Verified model intelligence backbone
The catalogue's verified-data layer is the load-bearing substrate for the rest of the product. Every metric (pricing, context window, max output, modality, knowledge cutoff, lifecycle, hosted availability) is either backed by a primary-source citation with a retrievedAt date, or it is omitted. Unverified fields render the canonical unverified-data label, never an estimate.
Primary sources are allow-listed: official vendor documentation, official pricing pages, regulatory filings, peer-reviewed papers, and public datasets. Blog posts, social media, and secondary summaries are not primary sources.
Lifecycle, freshness, and reverification are first-class concerns. The catalogue never auto-mutates verified values; the reverification queue surfaces sources due for manual re-check.
No rankings, no recommendations, no guarantees
Across every surface, the platform refuses to assert what the reader's team must decide:
- No "best model" or "winner" claims. Comparisons render verified fields without scores.
- No price ranking. Pricing rows are references with retrievedAt dates.
- No fabricated latency, throughput, or uptime. Status observations are recorded; SLA assertions are not.
- No benchmark publishing. Definitions are tracked; per-model scores require independently reproducible methodology before they land.
- No certification, no compliance approval, no production readiness guarantee, no SEO ranking guarantee.

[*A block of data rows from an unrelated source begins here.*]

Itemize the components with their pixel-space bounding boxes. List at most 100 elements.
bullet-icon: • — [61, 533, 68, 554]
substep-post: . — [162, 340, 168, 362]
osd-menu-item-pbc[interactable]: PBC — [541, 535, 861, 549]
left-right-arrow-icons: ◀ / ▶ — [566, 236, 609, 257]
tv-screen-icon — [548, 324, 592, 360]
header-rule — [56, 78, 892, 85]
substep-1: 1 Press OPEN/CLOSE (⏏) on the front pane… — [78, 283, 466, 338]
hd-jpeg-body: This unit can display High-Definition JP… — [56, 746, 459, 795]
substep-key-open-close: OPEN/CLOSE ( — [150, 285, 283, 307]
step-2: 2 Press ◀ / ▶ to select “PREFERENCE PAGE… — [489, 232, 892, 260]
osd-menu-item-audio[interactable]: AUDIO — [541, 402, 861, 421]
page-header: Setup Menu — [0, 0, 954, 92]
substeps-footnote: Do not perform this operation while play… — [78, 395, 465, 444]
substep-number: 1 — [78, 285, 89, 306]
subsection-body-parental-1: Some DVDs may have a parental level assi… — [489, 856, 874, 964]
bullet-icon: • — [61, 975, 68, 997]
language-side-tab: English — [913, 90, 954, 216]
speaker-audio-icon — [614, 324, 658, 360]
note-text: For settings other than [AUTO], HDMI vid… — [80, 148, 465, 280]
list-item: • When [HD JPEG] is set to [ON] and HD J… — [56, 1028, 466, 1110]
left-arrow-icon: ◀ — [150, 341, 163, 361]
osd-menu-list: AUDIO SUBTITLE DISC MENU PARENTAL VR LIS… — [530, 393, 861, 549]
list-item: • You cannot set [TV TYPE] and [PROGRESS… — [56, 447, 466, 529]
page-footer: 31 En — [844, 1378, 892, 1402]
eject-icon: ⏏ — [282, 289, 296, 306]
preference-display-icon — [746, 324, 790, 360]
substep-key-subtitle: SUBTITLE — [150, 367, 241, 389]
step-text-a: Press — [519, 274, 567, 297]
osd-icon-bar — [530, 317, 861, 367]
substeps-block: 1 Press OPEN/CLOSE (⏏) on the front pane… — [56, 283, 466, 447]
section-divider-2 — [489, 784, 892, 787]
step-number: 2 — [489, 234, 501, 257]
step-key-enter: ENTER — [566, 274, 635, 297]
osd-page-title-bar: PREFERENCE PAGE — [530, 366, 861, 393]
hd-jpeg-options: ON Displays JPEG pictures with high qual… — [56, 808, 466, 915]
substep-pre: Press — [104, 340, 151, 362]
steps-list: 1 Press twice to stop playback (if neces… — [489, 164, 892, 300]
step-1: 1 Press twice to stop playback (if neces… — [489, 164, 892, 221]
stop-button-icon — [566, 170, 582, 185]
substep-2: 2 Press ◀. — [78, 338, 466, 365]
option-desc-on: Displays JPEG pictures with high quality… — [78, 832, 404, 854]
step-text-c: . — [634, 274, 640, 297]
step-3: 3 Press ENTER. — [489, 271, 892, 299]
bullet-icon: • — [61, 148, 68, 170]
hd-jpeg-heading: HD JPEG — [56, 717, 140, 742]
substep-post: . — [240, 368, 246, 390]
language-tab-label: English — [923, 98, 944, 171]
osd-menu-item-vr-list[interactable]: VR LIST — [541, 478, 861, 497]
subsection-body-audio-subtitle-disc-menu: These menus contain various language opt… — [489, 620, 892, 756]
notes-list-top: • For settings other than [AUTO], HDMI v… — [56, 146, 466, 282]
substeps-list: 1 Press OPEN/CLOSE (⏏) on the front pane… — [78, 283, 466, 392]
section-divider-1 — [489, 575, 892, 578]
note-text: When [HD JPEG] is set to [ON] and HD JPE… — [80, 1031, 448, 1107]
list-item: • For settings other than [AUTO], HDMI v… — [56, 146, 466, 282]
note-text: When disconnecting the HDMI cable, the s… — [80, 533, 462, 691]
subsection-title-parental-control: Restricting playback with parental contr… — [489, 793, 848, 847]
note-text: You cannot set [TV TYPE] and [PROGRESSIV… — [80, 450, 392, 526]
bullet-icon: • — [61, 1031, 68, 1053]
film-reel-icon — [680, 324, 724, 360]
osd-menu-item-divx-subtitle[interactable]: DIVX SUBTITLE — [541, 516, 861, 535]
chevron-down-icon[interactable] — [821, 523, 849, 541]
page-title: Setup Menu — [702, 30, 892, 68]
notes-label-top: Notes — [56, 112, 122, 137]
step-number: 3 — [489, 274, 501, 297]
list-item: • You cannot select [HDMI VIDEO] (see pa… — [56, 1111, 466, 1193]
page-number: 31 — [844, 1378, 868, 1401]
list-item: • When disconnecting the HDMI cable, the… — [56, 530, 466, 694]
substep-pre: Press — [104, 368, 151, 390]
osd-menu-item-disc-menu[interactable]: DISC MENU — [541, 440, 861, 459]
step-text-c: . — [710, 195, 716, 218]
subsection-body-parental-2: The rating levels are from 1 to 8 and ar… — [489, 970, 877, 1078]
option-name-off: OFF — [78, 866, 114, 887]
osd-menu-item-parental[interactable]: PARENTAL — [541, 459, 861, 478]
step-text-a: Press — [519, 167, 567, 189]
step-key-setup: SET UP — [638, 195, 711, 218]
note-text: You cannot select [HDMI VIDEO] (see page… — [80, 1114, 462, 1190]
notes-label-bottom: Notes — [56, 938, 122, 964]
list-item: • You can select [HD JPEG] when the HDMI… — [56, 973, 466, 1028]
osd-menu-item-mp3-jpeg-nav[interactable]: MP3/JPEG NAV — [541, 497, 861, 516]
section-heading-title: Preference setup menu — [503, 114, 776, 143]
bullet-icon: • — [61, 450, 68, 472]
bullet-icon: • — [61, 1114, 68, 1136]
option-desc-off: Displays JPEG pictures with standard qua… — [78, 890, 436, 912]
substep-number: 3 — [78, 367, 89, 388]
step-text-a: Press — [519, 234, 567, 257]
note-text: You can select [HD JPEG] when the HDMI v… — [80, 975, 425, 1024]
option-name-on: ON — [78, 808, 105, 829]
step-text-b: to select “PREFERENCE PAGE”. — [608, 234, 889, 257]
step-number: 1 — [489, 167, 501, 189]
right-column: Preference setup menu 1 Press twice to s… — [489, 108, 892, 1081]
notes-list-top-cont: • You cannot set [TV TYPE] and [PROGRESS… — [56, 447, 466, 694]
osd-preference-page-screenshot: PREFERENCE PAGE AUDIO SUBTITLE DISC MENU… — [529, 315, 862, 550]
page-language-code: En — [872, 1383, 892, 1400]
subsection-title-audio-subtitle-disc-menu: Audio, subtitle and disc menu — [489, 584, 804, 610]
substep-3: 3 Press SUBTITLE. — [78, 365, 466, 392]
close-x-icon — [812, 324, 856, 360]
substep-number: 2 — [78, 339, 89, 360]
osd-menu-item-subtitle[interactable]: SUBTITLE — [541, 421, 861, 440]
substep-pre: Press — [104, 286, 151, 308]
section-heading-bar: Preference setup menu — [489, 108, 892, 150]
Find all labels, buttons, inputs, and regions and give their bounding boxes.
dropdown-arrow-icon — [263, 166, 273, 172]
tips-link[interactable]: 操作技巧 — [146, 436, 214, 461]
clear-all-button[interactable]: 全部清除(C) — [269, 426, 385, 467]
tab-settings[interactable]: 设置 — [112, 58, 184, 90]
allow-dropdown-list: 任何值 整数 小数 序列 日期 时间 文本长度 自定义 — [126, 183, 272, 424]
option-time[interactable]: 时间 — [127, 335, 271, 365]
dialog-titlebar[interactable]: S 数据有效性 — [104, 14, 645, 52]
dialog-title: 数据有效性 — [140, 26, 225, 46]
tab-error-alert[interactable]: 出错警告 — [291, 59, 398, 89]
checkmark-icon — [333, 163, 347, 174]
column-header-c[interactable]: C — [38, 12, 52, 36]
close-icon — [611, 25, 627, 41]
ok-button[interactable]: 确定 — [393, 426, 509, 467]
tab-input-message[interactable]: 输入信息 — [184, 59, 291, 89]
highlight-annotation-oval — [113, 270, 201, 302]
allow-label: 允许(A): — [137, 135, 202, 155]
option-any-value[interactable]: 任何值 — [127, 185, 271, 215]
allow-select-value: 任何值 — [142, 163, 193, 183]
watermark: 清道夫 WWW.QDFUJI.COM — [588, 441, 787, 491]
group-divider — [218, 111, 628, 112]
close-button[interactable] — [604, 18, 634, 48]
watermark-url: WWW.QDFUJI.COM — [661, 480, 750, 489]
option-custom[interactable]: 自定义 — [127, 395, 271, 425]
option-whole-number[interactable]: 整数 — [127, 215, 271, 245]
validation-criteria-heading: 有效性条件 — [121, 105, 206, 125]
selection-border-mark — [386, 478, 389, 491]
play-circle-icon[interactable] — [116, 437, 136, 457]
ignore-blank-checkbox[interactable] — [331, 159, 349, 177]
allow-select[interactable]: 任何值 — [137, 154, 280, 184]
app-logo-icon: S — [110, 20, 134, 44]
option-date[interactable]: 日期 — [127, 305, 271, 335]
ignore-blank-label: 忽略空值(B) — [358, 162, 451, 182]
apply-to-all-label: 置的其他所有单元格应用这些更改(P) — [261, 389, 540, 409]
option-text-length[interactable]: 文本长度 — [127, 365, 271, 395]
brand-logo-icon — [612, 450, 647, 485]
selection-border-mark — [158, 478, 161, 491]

The lab policy says so explicitly.
- No accounts, no progress tracking, no badges, no course completion certificates.
How to use this platform responsibly
- Pick the audience page that matches your role at /for.
- Walk the recommended learning path to ground yourself in the relevant verified fields.
- Open the workspace the path routes you through and capture inputs as a URL (shortlist, comparison, brief).
- Run the matching AI Usage Lab playbook + prompt set in your own model harness — the platform does not call live models on your behalf.
- Verify every claim against the citation registry; check the reverification queue for anything due for re-read.
- Export an evidence brief and pair it with your own workload-specific tests before integration.
- Treat every recommendation, ranking, or certification concept as out of scope. The catalogue surfaces evidence; the decision is yours.